Il nous faut du courage et de la chance, mais...

8 à 9 janvier 1994

Il nous faut du courage et de la chance... mais pas pour ce que je disais la dernière fois. Pour François et sa santé, sa guérison, sa survie de l'embolie pulmonaire.

Comme il me l’a dit, il a eu déjà de la chance : il est tombé à côté d'un agent de police, les gens l'ont remarqué rapidement, les pompiers et les docteurs sont venus vite, ils ont su quoi faire pour le réanimer, lui donnant rapidement l’oxygène qui lui manquait, on l'a amené à Bichât où le médecin d'urgence l'a bien diagnostiqué, traité, décidé et l'a fait admettre à Laennec.

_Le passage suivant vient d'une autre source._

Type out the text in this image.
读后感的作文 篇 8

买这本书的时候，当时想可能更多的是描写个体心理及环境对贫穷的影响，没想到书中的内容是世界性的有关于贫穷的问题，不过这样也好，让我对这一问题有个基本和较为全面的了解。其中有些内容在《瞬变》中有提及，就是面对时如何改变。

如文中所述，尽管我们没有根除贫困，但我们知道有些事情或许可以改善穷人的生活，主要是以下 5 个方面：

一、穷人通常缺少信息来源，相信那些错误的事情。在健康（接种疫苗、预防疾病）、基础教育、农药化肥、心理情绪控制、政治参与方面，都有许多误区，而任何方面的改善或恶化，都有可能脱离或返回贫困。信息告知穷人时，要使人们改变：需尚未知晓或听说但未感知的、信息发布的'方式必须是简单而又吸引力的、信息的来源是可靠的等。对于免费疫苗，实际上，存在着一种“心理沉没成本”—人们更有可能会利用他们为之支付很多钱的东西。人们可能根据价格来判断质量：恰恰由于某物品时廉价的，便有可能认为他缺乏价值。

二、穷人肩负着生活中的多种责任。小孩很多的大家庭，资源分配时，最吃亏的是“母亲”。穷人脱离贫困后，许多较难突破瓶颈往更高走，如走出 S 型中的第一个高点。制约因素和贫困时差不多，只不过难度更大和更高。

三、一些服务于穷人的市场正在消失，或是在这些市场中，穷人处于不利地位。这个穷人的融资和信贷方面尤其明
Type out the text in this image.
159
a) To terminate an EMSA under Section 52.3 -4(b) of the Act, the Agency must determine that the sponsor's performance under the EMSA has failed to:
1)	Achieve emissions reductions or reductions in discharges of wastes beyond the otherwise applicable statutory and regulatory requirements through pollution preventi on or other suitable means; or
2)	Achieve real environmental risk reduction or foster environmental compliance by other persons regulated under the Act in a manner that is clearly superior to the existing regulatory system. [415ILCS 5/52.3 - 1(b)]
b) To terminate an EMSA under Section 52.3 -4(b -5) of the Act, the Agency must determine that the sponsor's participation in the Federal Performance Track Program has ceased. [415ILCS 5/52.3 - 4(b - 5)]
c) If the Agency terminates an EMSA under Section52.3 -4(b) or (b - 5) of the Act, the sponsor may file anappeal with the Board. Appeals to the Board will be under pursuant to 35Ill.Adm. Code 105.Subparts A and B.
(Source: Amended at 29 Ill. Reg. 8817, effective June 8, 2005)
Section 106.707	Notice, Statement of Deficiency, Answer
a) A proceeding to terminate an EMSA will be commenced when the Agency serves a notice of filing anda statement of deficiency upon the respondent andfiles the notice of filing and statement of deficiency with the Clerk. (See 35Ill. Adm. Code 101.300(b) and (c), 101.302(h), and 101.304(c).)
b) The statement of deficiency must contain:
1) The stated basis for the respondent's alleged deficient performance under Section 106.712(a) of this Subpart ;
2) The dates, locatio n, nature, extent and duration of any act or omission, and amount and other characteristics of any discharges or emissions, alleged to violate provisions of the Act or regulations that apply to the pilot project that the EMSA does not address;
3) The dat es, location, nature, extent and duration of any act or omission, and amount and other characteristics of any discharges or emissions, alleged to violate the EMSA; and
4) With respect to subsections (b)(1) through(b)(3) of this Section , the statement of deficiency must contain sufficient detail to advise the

Le Samu a été par contre au-dessous de tout : trois heures d’attente pour qu'ils arrivent. Mais enfin, on l'a emmené et à l’hôpital Lænec ils l'ont traité tout de suite avec tout l’art moderne et tout la gentillesse et soin attentif.

Le calme de François, tellement angoissé de tout, quand il a compris la gravité et le danger, me stupéfait : il se comporte en vrai héros. Il est même heureux de pouvoir prendre sa retraite ‘en beauté’ - il aura maintenant un motif. Et, tant mieux si ça embête ceux qui n'ont pas apprécié ses innovations et ses idées avancées, qu’il ne pourrait enseigner ce semestre.

Il décide déjà de ce qu'il va faire : apprendre, comprendre les nouvelles choses, construire par exemple un ‘partage de librairie’ et pour les 10 ans de Mac, écrire un bouquin sur le prochain Macintosh de l'intérieur.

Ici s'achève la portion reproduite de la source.